In Baden-württemberg leitet der grüne Ministerpräsident Winfried Kretschmann nun bereits in der dritten Legislaturperiode eine Landesregierung, deren Politik mit dem
Programm der Grünen oft nicht viel zu tun hat. Vom Musterländle für erneuerbare Energien ist Baden-württemberg weit entfernt, gerade mal zwölf Windräder wurden 2020 neu aufgestellt. Energie- und Verkehrswende kommen im Südwesten kaum voran, stattdessen machte sich Kretschmann in Berlin und Brüssel für die Autoindustrie stark.
In Hessen regiert Vize-ministerpräsident und Verkehrsminister Tarek Al-wazir (Grüne) seit sieben Jahren, doch der Ausbau des Frankfurter Flughafens oder der Autobahn A 49 wurde nicht gebremst, wie die Grünen bei Amtsantritt gefordert hatten, sondern fortgesetzt. In Nordrhein-westfalen, wo die Grünen bis 2017 mitregierten, ließen sie sich auf einen Kompromiss zum Braunkohletagebau ein und zeichneten so mitverantwortlich für die von ihnen vehement bekämpfte Abholzung des Hambacher Forstes.
Bieten die Widersprüche der Wirtschaft willkommene Gelegenheiten für Attacken, bringen vor allem die Steuerpläne der Grünen viele Wirtschaftsvertreter auf die Palme.

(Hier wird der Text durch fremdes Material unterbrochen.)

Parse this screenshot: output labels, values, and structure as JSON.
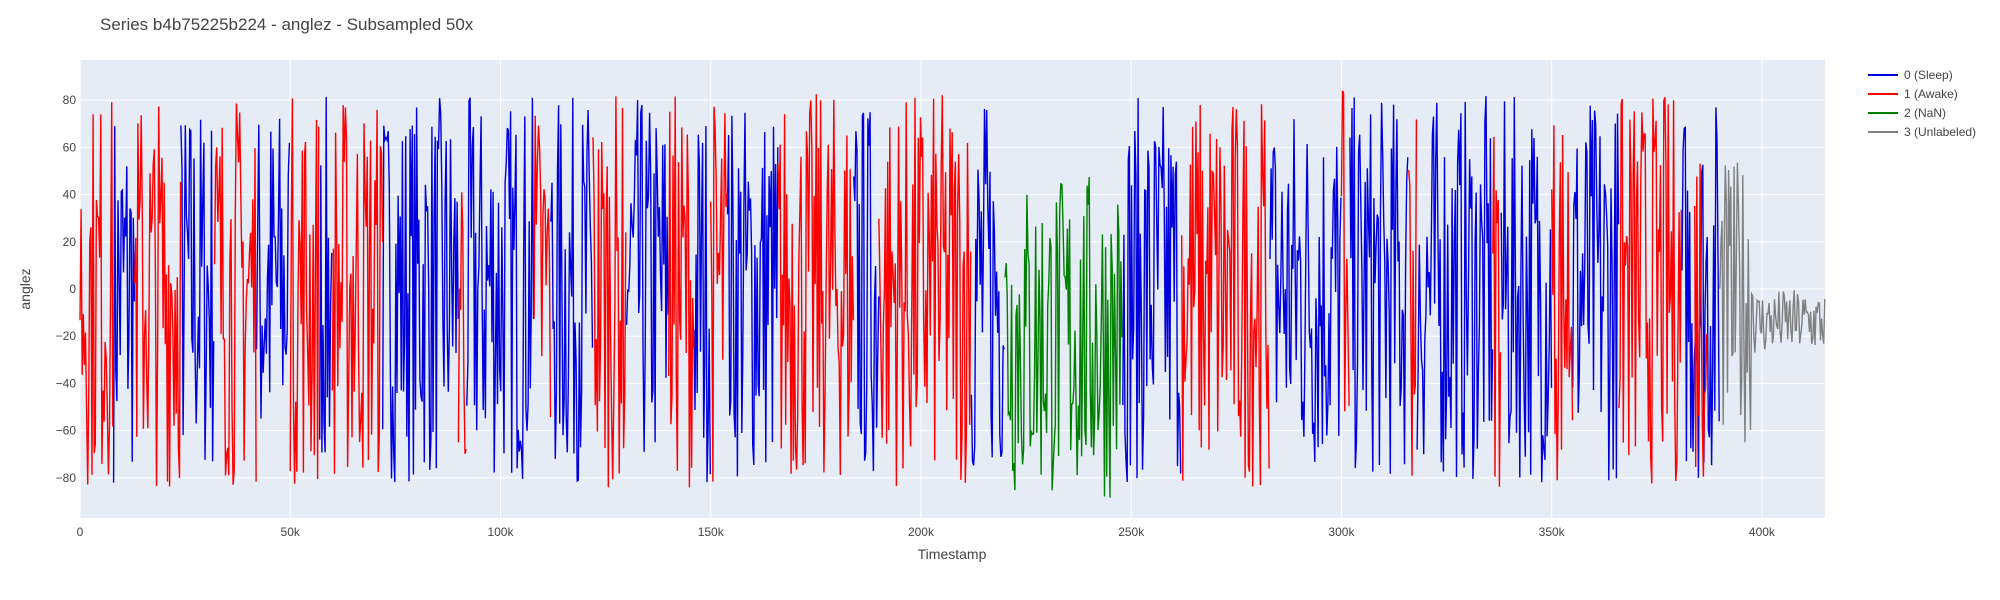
{
  "chart_data": {
    "type": "line",
    "title": "Series b4b75225b224 - anglez - Subsampled 50x",
    "xlabel": "Timestamp",
    "ylabel": "anglez",
    "xlim": [
      0,
      415000
    ],
    "ylim": [
      -97,
      97
    ],
    "x_ticks": [
      0,
      50000,
      100000,
      150000,
      200000,
      250000,
      300000,
      350000,
      400000
    ],
    "x_tick_labels": [
      "0",
      "50k",
      "100k",
      "150k",
      "200k",
      "250k",
      "300k",
      "350k",
      "400k"
    ],
    "y_ticks": [
      -80,
      -60,
      -40,
      -20,
      0,
      20,
      40,
      60,
      80
    ],
    "y_tick_labels": [
      "−80",
      "−60",
      "−40",
      "−20",
      "0",
      "20",
      "40",
      "60",
      "80"
    ],
    "grid": true,
    "legend_position": "top-right",
    "series": [
      {
        "name": "0 (Sleep)",
        "color": "#0000dd",
        "amplitude": 82,
        "segments": [
          [
            8000,
            13000
          ],
          [
            24000,
            32000
          ],
          [
            42000,
            50000
          ],
          [
            57000,
            60000
          ],
          [
            72000,
            90000
          ],
          [
            92000,
            108000
          ],
          [
            112000,
            122000
          ],
          [
            130000,
            140000
          ],
          [
            146000,
            150000
          ],
          [
            154000,
            166000
          ],
          [
            184000,
            190000
          ],
          [
            212000,
            220000
          ],
          [
            248000,
            262000
          ],
          [
            283000,
            300000
          ],
          [
            302000,
            316000
          ],
          [
            318000,
            336000
          ],
          [
            338000,
            350000
          ],
          [
            355000,
            366000
          ],
          [
            381000,
            390000
          ]
        ]
      },
      {
        "name": "1 (Awake)",
        "color": "#ff0000",
        "amplitude": 84,
        "segments": [
          [
            0,
            8000
          ],
          [
            13000,
            24000
          ],
          [
            32000,
            42000
          ],
          [
            50000,
            57000
          ],
          [
            60000,
            72000
          ],
          [
            90000,
            92000
          ],
          [
            108000,
            112000
          ],
          [
            122000,
            130000
          ],
          [
            140000,
            146000
          ],
          [
            150000,
            154000
          ],
          [
            166000,
            184000
          ],
          [
            190000,
            212000
          ],
          [
            262000,
            283000
          ],
          [
            300000,
            302000
          ],
          [
            316000,
            318000
          ],
          [
            336000,
            338000
          ],
          [
            350000,
            355000
          ],
          [
            366000,
            381000
          ],
          [
            384000,
            387000
          ]
        ]
      },
      {
        "name": "2 (NaN)",
        "color": "#008000",
        "amplitude": 70,
        "segments": [
          [
            220000,
            248000
          ]
        ]
      },
      {
        "name": "3 (Unlabeled)",
        "color": "#808080",
        "amplitude": 60,
        "segments": [
          [
            390000,
            415000
          ]
        ]
      }
    ]
  }
}
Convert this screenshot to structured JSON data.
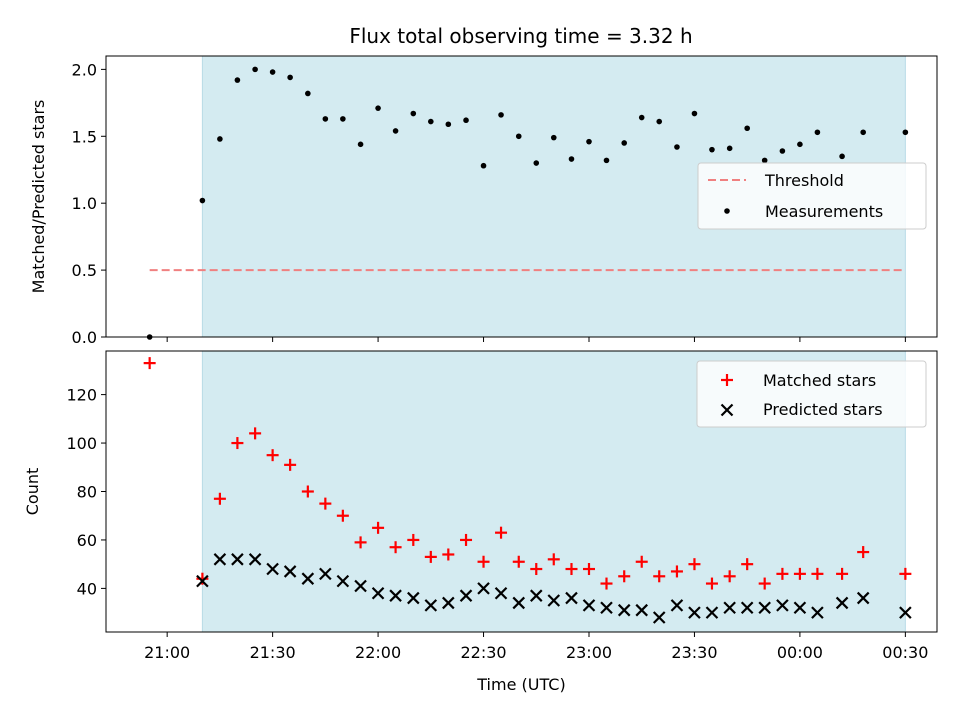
{
  "chart_data": {
    "type": "scatter",
    "title": "Flux total observing time = 3.32 h",
    "xlabel": "Time (UTC)",
    "x_ticks": [
      "21:00",
      "21:30",
      "22:00",
      "22:30",
      "23:00",
      "23:30",
      "00:00",
      "00:30"
    ],
    "x_tick_hours": [
      21.0,
      21.5,
      22.0,
      22.5,
      23.0,
      23.5,
      24.0,
      24.5
    ],
    "xlim_hours": [
      20.71,
      24.65
    ],
    "observing_window_hours": [
      21.167,
      24.5
    ],
    "window_color": "#d4ebf1",
    "panels": [
      {
        "ylabel": "Matched/Predicted stars",
        "ylim": [
          0,
          2.1
        ],
        "y_ticks": [
          0.0,
          0.5,
          1.0,
          1.5,
          2.0
        ],
        "y_tick_labels": [
          "0.0",
          "0.5",
          "1.0",
          "1.5",
          "2.0"
        ],
        "threshold": {
          "name": "Threshold",
          "value": 0.5,
          "x_range_hours": [
            20.917,
            24.5
          ],
          "color": "#f08080"
        },
        "series": [
          {
            "name": "Measurements",
            "color": "#000000",
            "x": [
              20.917,
              21.167,
              21.25,
              21.333,
              21.417,
              21.5,
              21.583,
              21.667,
              21.75,
              21.833,
              21.917,
              22.0,
              22.083,
              22.167,
              22.25,
              22.333,
              22.417,
              22.5,
              22.583,
              22.667,
              22.75,
              22.833,
              22.917,
              23.0,
              23.083,
              23.167,
              23.25,
              23.333,
              23.417,
              23.5,
              23.583,
              23.667,
              23.75,
              23.833,
              23.917,
              24.0,
              24.083,
              24.2,
              24.3,
              24.5
            ],
            "y": [
              0.0,
              1.02,
              1.48,
              1.92,
              2.0,
              1.98,
              1.94,
              1.82,
              1.63,
              1.63,
              1.44,
              1.71,
              1.54,
              1.67,
              1.61,
              1.59,
              1.62,
              1.28,
              1.66,
              1.5,
              1.3,
              1.49,
              1.33,
              1.46,
              1.32,
              1.45,
              1.64,
              1.61,
              1.42,
              1.67,
              1.4,
              1.41,
              1.56,
              1.32,
              1.39,
              1.44,
              1.53,
              1.35,
              1.53,
              1.53
            ]
          }
        ],
        "legend_position": "center-right"
      },
      {
        "ylabel": "Count",
        "ylim": [
          22,
          138
        ],
        "y_ticks": [
          40,
          60,
          80,
          100,
          120
        ],
        "y_tick_labels": [
          "40",
          "60",
          "80",
          "100",
          "120"
        ],
        "series": [
          {
            "name": "Matched stars",
            "color": "#ff0000",
            "marker": "plus",
            "x": [
              20.917,
              21.167,
              21.25,
              21.333,
              21.417,
              21.5,
              21.583,
              21.667,
              21.75,
              21.833,
              21.917,
              22.0,
              22.083,
              22.167,
              22.25,
              22.333,
              22.417,
              22.5,
              22.583,
              22.667,
              22.75,
              22.833,
              22.917,
              23.0,
              23.083,
              23.167,
              23.25,
              23.333,
              23.417,
              23.5,
              23.583,
              23.667,
              23.75,
              23.833,
              23.917,
              24.0,
              24.083,
              24.2,
              24.3,
              24.5
            ],
            "y": [
              133,
              44,
              77,
              100,
              104,
              95,
              91,
              80,
              75,
              70,
              59,
              65,
              57,
              60,
              53,
              54,
              60,
              51,
              63,
              51,
              48,
              52,
              48,
              48,
              42,
              45,
              51,
              45,
              47,
              50,
              42,
              45,
              50,
              42,
              46,
              46,
              46,
              46,
              55,
              46
            ]
          },
          {
            "name": "Predicted stars",
            "color": "#000000",
            "marker": "x",
            "x": [
              21.167,
              21.25,
              21.333,
              21.417,
              21.5,
              21.583,
              21.667,
              21.75,
              21.833,
              21.917,
              22.0,
              22.083,
              22.167,
              22.25,
              22.333,
              22.417,
              22.5,
              22.583,
              22.667,
              22.75,
              22.833,
              22.917,
              23.0,
              23.083,
              23.167,
              23.25,
              23.333,
              23.417,
              23.5,
              23.583,
              23.667,
              23.75,
              23.833,
              23.917,
              24.0,
              24.083,
              24.2,
              24.3,
              24.5
            ],
            "y": [
              43,
              52,
              52,
              52,
              48,
              47,
              44,
              46,
              43,
              41,
              38,
              37,
              36,
              33,
              34,
              37,
              40,
              38,
              34,
              37,
              35,
              36,
              33,
              32,
              31,
              31,
              28,
              33,
              30,
              30,
              32,
              32,
              32,
              33,
              32,
              30,
              34,
              36,
              30
            ]
          }
        ],
        "legend_position": "top-right"
      }
    ]
  }
}
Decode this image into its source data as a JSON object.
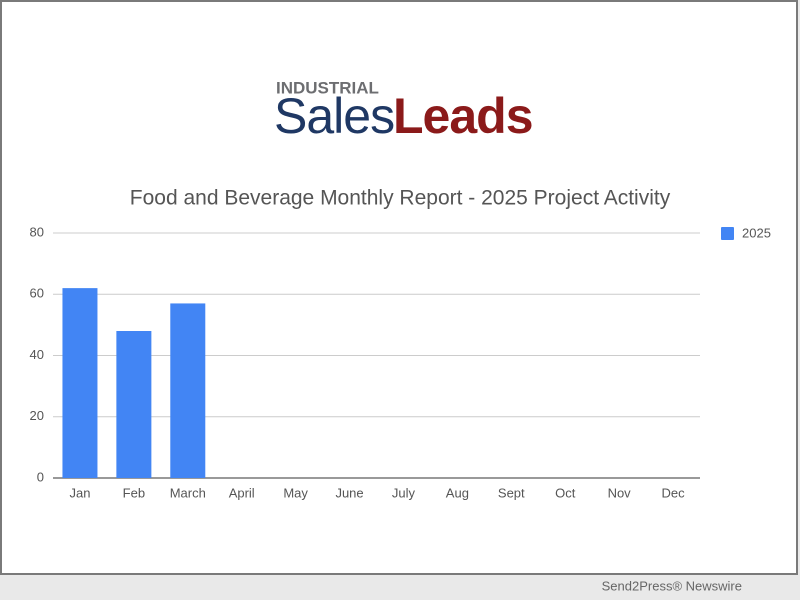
{
  "logo": {
    "top": "INDUSTRIAL",
    "left": "Sales",
    "right": "Leads"
  },
  "footer": "Send2Press® Newswire",
  "chart_data": {
    "type": "bar",
    "title": "Food and Beverage Monthly Report - 2025 Project Activity",
    "categories": [
      "Jan",
      "Feb",
      "March",
      "April",
      "May",
      "June",
      "July",
      "Aug",
      "Sept",
      "Oct",
      "Nov",
      "Dec"
    ],
    "series": [
      {
        "name": "2025",
        "color": "#4285f4",
        "values": [
          62,
          48,
          57,
          null,
          null,
          null,
          null,
          null,
          null,
          null,
          null,
          null
        ]
      }
    ],
    "ylim": [
      0,
      80
    ],
    "yticks": [
      0,
      20,
      40,
      60,
      80
    ],
    "grid": true,
    "legend": "right"
  }
}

Leider habe Baerbock nicht begriffen, dass die Vermögensteuer eine Substanzsteuer sei, die Unternehmen direkt destabilisieren würde. „Eine Vermögensteuer wirkt so verheerend wie der Borkenkäfer, der seit einigen Jahren die Substanz unserer Wälder vernichtet“, sagt Eben-worlée. Sie treffe nicht nur die Superreichen, die im Zweifelsfall außer Landes gingen. „Das Vermögen steckt im Betrieb, in Mitarbeitern und Maschinen und liegt nicht im Mittelmeer vor Anker.“Die Industrie sieht auch die anderen Steuererhöhungspläne der Grünen kritisch, etwa die deutliche Anhebung des Co2-preises, der Erbschaftsteuer und des Spitzensteuersatzes. „Höhere Steuern mindern die Investitionskraft und behindern gerade die Zukunftsausgaben in den Klimaschutz“, betont BDI-MANN Lang.